In THE WOMAN IN BLACK, from director James Watkins, young lawyer Arthur Kipps (Daniel Radcliffe) travels to a remote village to sort through the papers of a recently deceased client. When the locals regard him with fear and hatred, he unearths the dark history of the house and the vengeful spirit that still plagues the town. As tensions build and time begins to run out, Kipps is left to search for a way to end the haunting and put the spirit to rest.

Radcliffe is likeable as the young lawyer, even if it is hard to distance him from his Harry Potter fame, and holds his own as a leading man once again. The rest of the cast performs equally well and add to the building spookiness and sense of inevitable doom.
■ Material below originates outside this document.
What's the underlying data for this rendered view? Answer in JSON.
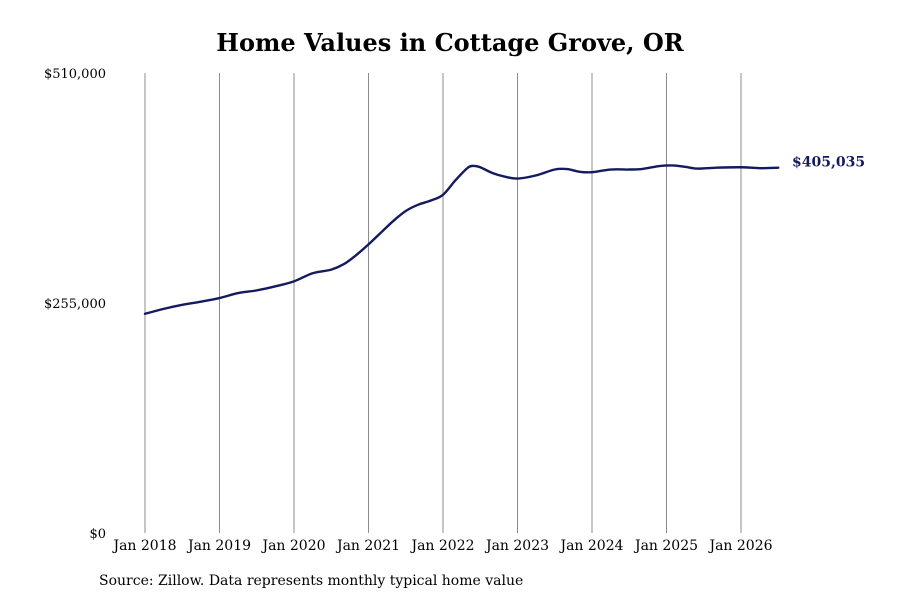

The film holds true to the its origins as a stage play and that seems to be the reason for many of its critiques; The pacing gets weighed down by a surprising amount of walking up and down staircases and back and forth through long (albeit haunted) hallways. It’s likely that some may see the plot as offering little else from the traditional ghost story.

Despite the old-fashioned tones of the plot, the black-clad woman and the creaky, isolated house lose none of their effectiveness as they are utilized to their full, creepy potential. The tension builds throughout, making the slow pacing fantastically tense—even if it is slightly overplayed at times. The unsettling, grim ambiance only adds to the scares and chills, and the quality of the movie keeps it enjoyable for those looking for an alternative to the gore-filled horror movies that often grace today’s silver screens.

Video: THE WOMAN IN BLACK is delivered in 1080p HD with a 2.35:1 aspect ratio. The film has a great gritty, gloomy tone that is no less unnerving than it was on the big screen.

Audio: Sound is presented in 5.1 DTS-HD MA. Subtitles are available in English, English SDH, and Spanish.